ICAM-1 expression. To characterize further the mechanisms that underlie low neutrophil influx in the Tg mice lungs in response to hyperoxia, ICAM-1 mRNA levels were determined by RT-PCR analysis. The amount of GAPDH mRNA transcripts was used as a control for the RT-PCR reactions. The level of ICAM-1 mRNA was significantly different between the two groups after hyperoxia exposure (Figure 11). Hyperoxia induced a twofold increase in ICAM-1 mRNA in the lungs of Wt mice within 84 hours of exposure compared with Tg animals.

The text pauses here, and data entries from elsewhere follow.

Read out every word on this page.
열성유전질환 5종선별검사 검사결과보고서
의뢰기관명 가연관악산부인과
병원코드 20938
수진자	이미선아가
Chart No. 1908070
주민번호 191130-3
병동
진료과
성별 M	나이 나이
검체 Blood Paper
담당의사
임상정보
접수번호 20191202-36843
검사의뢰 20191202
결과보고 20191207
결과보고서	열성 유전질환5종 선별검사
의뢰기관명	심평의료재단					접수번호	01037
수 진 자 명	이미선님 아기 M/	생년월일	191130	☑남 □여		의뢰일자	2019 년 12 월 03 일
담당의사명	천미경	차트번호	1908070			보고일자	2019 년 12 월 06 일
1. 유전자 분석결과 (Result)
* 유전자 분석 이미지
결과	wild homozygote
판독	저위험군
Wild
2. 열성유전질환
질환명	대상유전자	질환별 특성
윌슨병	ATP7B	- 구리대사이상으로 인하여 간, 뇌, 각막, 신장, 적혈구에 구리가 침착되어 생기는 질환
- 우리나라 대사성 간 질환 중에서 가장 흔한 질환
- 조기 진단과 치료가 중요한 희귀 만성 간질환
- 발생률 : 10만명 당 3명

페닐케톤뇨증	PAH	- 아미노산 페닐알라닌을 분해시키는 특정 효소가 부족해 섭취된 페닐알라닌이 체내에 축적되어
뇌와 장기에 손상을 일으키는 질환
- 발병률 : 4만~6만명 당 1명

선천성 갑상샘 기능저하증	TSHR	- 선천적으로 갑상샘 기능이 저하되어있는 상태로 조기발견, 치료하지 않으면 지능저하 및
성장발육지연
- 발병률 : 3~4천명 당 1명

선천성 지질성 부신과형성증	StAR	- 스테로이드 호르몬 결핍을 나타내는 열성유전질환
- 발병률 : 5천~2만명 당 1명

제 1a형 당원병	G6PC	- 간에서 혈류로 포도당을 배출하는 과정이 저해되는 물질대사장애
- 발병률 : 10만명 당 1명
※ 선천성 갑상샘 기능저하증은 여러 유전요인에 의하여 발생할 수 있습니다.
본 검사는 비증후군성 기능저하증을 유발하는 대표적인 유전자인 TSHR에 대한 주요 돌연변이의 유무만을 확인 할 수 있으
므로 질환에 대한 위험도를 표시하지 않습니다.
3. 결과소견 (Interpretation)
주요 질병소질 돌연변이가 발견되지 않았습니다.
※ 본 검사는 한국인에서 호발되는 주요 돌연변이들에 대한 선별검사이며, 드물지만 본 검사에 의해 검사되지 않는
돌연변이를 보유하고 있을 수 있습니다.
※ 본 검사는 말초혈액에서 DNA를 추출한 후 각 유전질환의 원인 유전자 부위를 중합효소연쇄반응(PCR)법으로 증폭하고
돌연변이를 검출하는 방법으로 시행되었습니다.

The level of ICAM-1 mRNA was not significantly different in the two groups of animals at 48 hours of exposure, whereas 72 hours of hyperoxia elicits an increase in ICAM-1 mRNA in the lungs of both groups of animals.

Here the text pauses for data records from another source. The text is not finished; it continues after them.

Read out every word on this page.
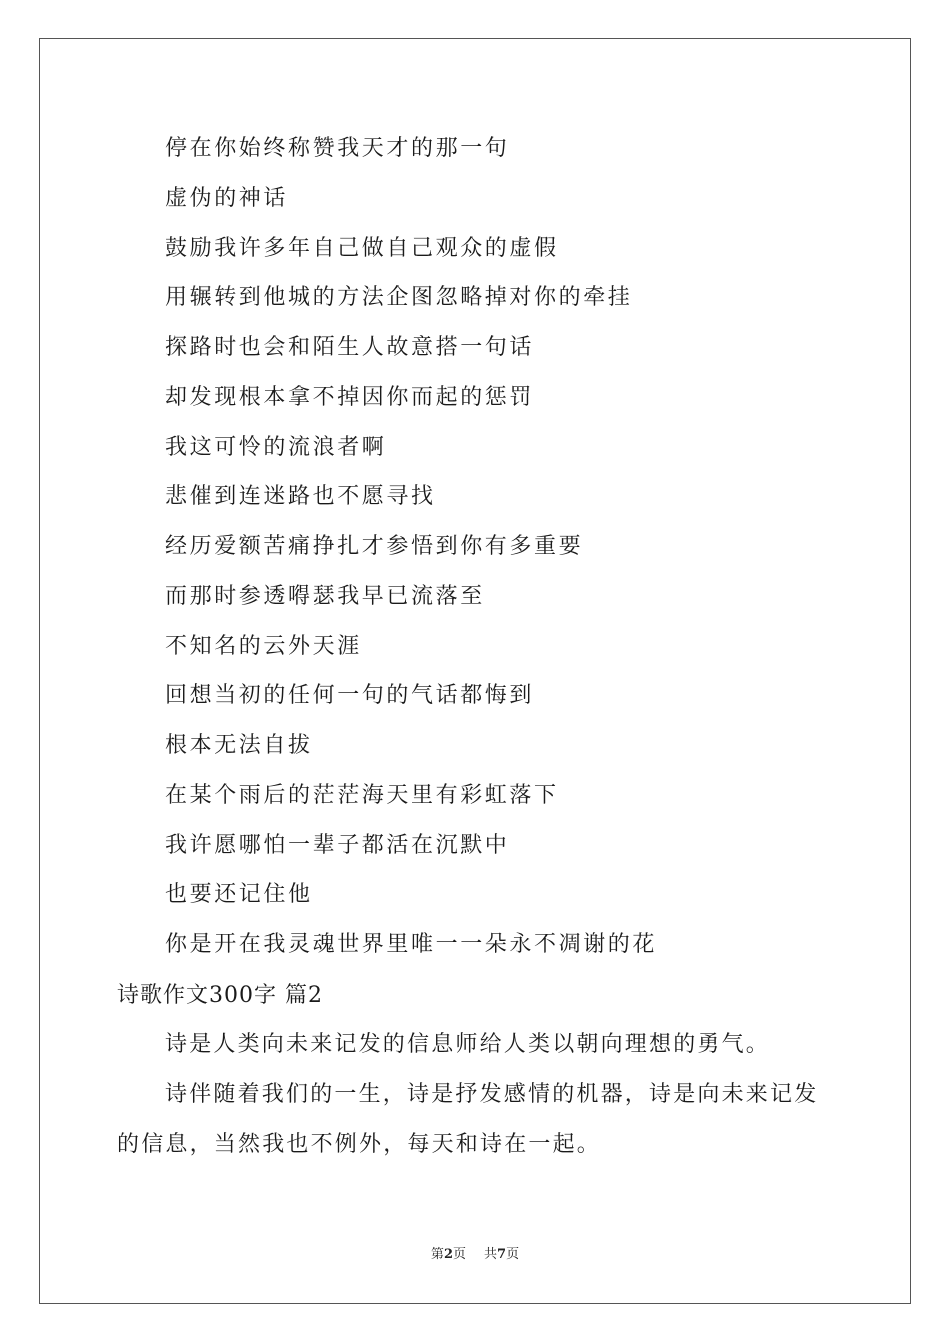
停在你始终称赞我天才的那一句
虚伪的神话
鼓励我许多年自己做自己观众的虚假
用辗转到他城的方法企图忽略掉对你的牵挂
探路时也会和陌生人故意搭一句话
却发现根本拿不掉因你而起的惩罚
我这可怜的流浪者啊
悲催到连迷路也不愿寻找
经历爱额苦痛挣扎才参悟到你有多重要
而那时参透嘚瑟我早已流落至
不知名的云外天涯
回想当初的任何一句的气话都悔到
根本无法自拔
在某个雨后的茫茫海天里有彩虹落下
我许愿哪怕一辈子都活在沉默中
也要还记住他
你是开在我灵魂世界里唯一一朵永不凋谢的花
诗歌作文300字 篇2
诗是人类向未来记发的信息师给人类以朝向理想的勇气。
诗伴随着我们的一生，诗是抒发感情的机器，诗是向未来记发的信息，当然我也不例外，每天和诗在一起。
第2页 共7页
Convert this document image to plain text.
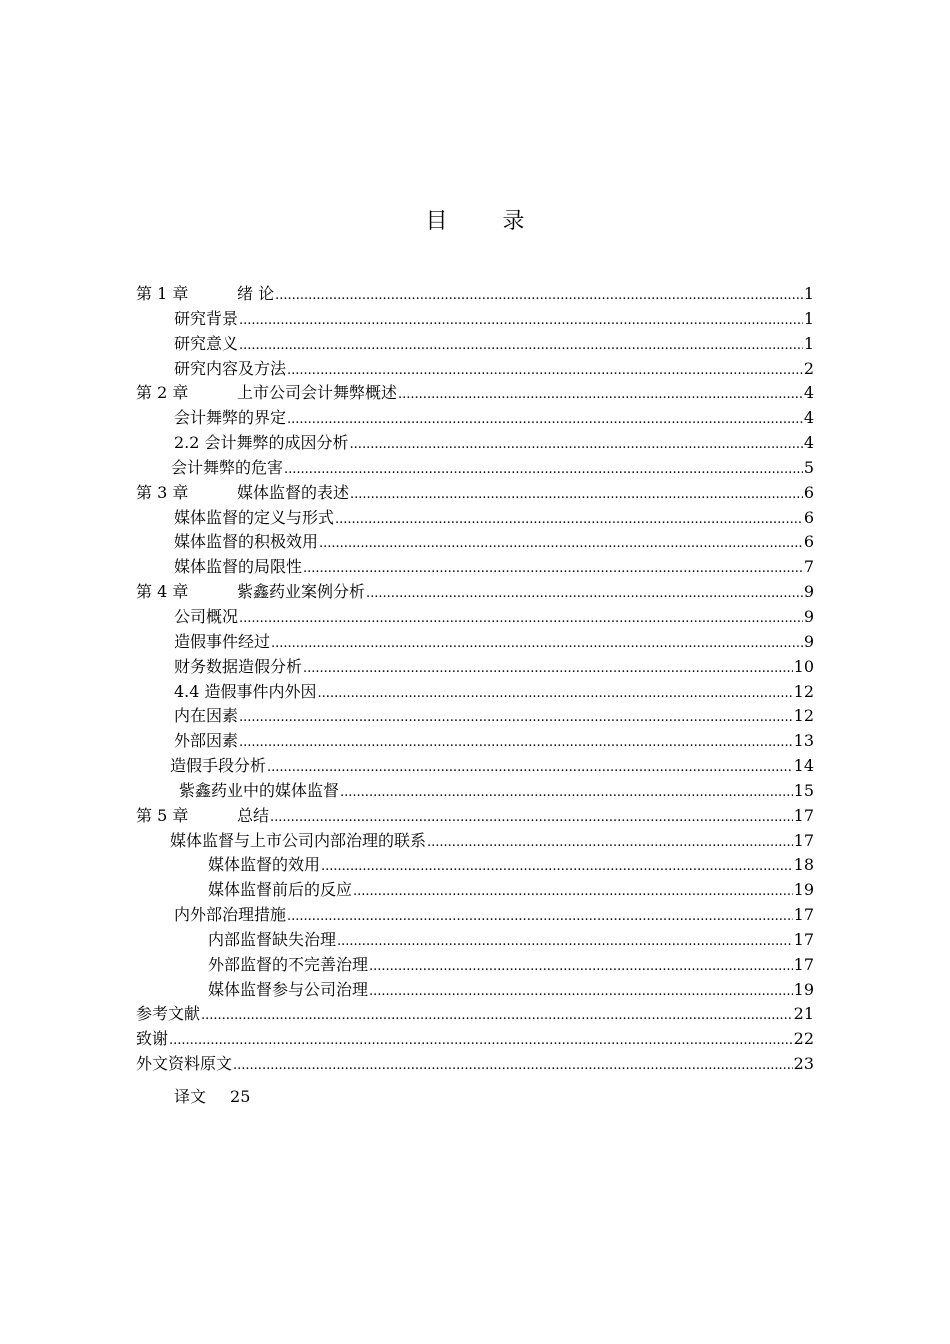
目 录
第 1 章	绪 论 .....	1
研究背景 .....	1
研究意义 .....	1
研究内容及方法 .....	2
第 2 章	上市公司会计舞弊概述 .....	4
会计舞弊的界定 .....	4
2.2 会计舞弊的成因分析 .....	4
会计舞弊的危害 .....	5
第 3 章	媒体监督的表述 .....	6
媒体监督的定义与形式 .....	6
媒体监督的积极效用 .....	6
媒体监督的局限性 .....	7
第 4 章	紫鑫药业案例分析 .....	9
公司概况 .....	9
造假事件经过 .....	9
财务数据造假分析 .....	10
4.4 造假事件内外因 .....	12
内在因素 .....	12
外部因素 .....	13
造假手段分析 .....	14
紫鑫药业中的媒体监督 .....	15
第 5 章	总结 .....	17
媒体监督与上市公司内部治理的联系 .....	17
媒体监督的效用 .....	18
媒体监督前后的反应 .....	19
内外部治理措施 .....	17
内部监督缺失治理 .....	17
外部监督的不完善治理 .....	17
媒体监督参与公司治理 .....	19
参考文献 .....	21
致谢 .....	22
外文资料原文 .....	23
译文 25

Intercellular adhesion molecule-1 (ICAM-1) mRNA levels in the lung. After exposure to 48, 72, and 84 h of >99% hyperoxia, total RNA was extracted from both wild-type (Wt) and transgenic (Tg) mouse lungs and subjected to reverse transcriptase–PCR with primers specific for ICAM-1 and glyceraldehyde phosphate dehydrogenase (GAPDH) as outlined in the text. Aliquots of each PCR reaction were electrophoresed on agarose gels, stained with ethidium bromide, and signal intensity determined. Four animals were used at each time point. The top graph shows the raw agarose gel, and the bottom graph shows the level of ICAM-1 mRNA after normalization to GAPDH mRNA levels. *P < 0.05.

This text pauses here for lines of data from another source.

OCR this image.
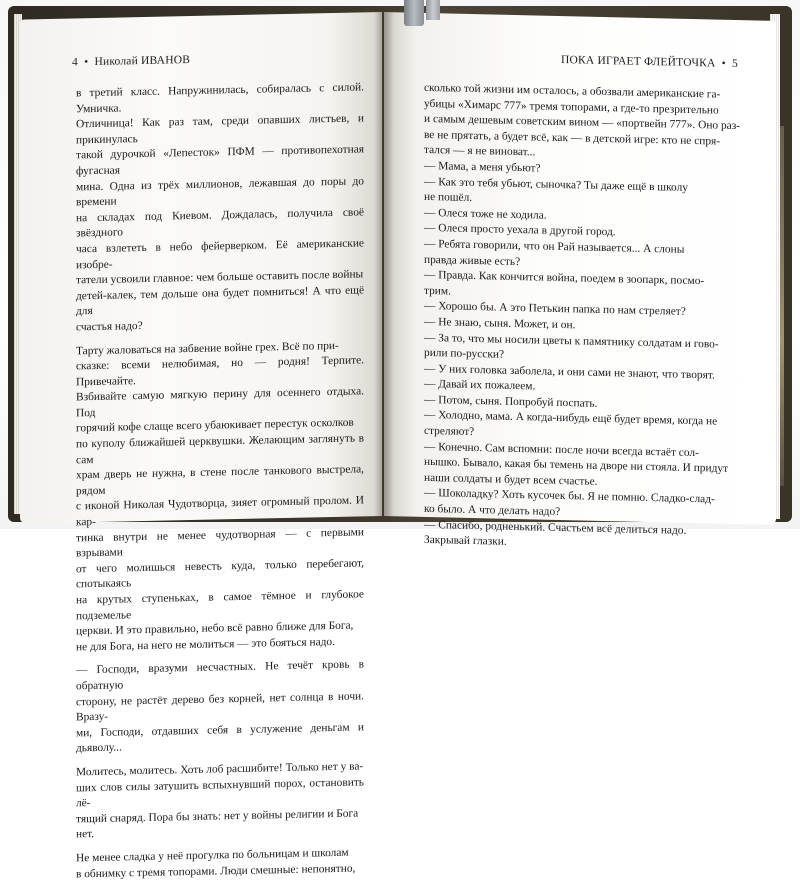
4 • Николай ИВАНОВ

в третий класс. Напружинилась, собиралась с силой. Умничка.

Отличница! Как раз там, среди опавших листьев, и прикинулась

такой дурочкой «Лепесток» ПФМ — противопехотная фугасная

мина. Одна из трёх миллионов, лежавшая до поры до времени

на складах под Киевом. Дождалась, получила своё звёздного

часа взлететь в небо фейерверком. Её американские изобре-

татели усвоили главное: чем больше оставить после войны

детей-калек, тем дольше она будет помниться! А что ещё для

счастья надо?

Тарту жаловаться на забвение войне грех. Всё по при-

сказке: всеми нелюбимая, но — родня! Терпите. Привечайте.

Взбивайте самую мягкую перину для осеннего отдыха. Под

горячий кофе слаще всего убаюкивает перестук осколков

по куполу ближайшей церквушки. Желающим заглянуть в сам

храм дверь не нужна, в стене после танкового выстрела, рядом

с иконой Николая Чудотворца, зияет огромный пролом. И кар-

тинка внутри не менее чудотворная — с первыми взрывами

от чего молишься невесть куда, только перебегают, спотыкаясь

на крутых ступеньках, в самое тёмное и глубокое подземелье

церкви. И это правильно, небо всё равно ближе для Бога,

не для Бога, на него не молиться — это бояться надо.

— Господи, вразуми несчастных. Не течёт кровь в обратную

сторону, не растёт дерево без корней, нет солнца в ночи. Вразу-

ми, Господи, отдавших себя в услужение деньгам и дьяволу...

Молитесь, молитесь. Хоть лоб расшибите! Только нет у ва-

ших слов силы затушить вспыхнувший порох, остановить лё-

тящий снаряд. Пора бы знать: нет у войны религии и Бога

нет.

Не менее сладка у неё прогулка по больницам и школам

в обнимку с тремя топорами. Люди смешные: непонятно,

ПОКА ИГРАЕТ ФЛЕЙТОЧКА • 5

сколько той жизни им осталось, а обозвали американские га-

убицы «Химарс 777» тремя топорами, а где-то презрительно

и самым дешевым советским вином — «портвейн 777». Оно раз-

ве не прятать, а будет всё, как — в детской игре: кто не спря-

тался — я не виноват...

— Мама, а меня убьют?

— Как это тебя убьют, сыночка? Ты даже ещё в школу

не пошёл.

— Олеся тоже не ходила.

— Олеся просто уехала в другой город.

— Ребята говорили, что он Рай называется... А слоны

правда живые есть?

— Правда. Как кончится война, поедем в зоопарк, посмо-

трим.

— Хорошо бы. А это Петькин папка по нам стреляет?

— Не знаю, сыня. Может, и он.

— За то, что мы носили цветы к памятнику солдатам и гово-

рили по-русски?

— У них головка заболела, и они сами не знают, что творят.

— Давай их пожалеем.

— Потом, сыня. Попробуй поспать.

— Холодно, мама. А когда-нибудь ещё будет время, когда не

стреляют?

— Конечно. Сам вспомни: после ночи всегда встаёт сол-

нышко. Бывало, какая бы темень на дворе ни стояла. И придут

наши солдаты и будет всем счастье.

— Шоколадку? Хоть кусочек бы. Я не помню. Сладко-слад-

ко было. А что делать надо?

— Спасибо, родненький. Счастьем всё делиться надо.

Закрывай глазки.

Histopathology. At each time point (48, 72, and 84 hours), the lungs of both Wt and Tg mice were fixed, sectioned, stained, and examined for evidence of lung injury. Using a previously described scoring scheme (27), pathological changes were recorded based on the degree of pulmonary edema, hyaline membrane formation, alveolar septal thickening, and inflammatory cell infiltration. Evidence of vascular injury was detected in the Wt mice as early as after 48 hours of hyperoxic exposure (data not shown). After 72 hours of hyperoxia exposure, the majority of lungs examined from Wt mice showed evidence for decreased pulmonary compliance as indicated by increased edema, thickening of the alveolar septal walls, hyaline membrane formation, vascular and interstitial congestion, hemorrhage, and diffuse inflammatory cell infiltration (Figure 12a), whereas mild histopathologic changes were seen in the Tg mice (Figure 12b). Increased microscopic lung damage was also observed in Tg mice after 84 hours of hyperoxia exposure; however, it was less severe than the injury seen in the Wt animals (data not shown).
Light microscopy of paraffin-embedded and hematoxylin and eosin–stained section of representative lungs from mice exposed to hyperoxia. (a) Representative lung sections from Wt mice exposed to 72 h of >99% oxygen showing hyaline membrane formation (open arrows), alveolar septal thickening, and cellular infiltration composed mainly of macrophages and PMNs (filled arrows). (b) Representative lung sections from Tg mice exposed to 72 h of >99% oxygen showing modest alveolar septal thickness and fewer numbers of alveolar macrophages (filled arrows) and PMNs. Original magnification: ×132.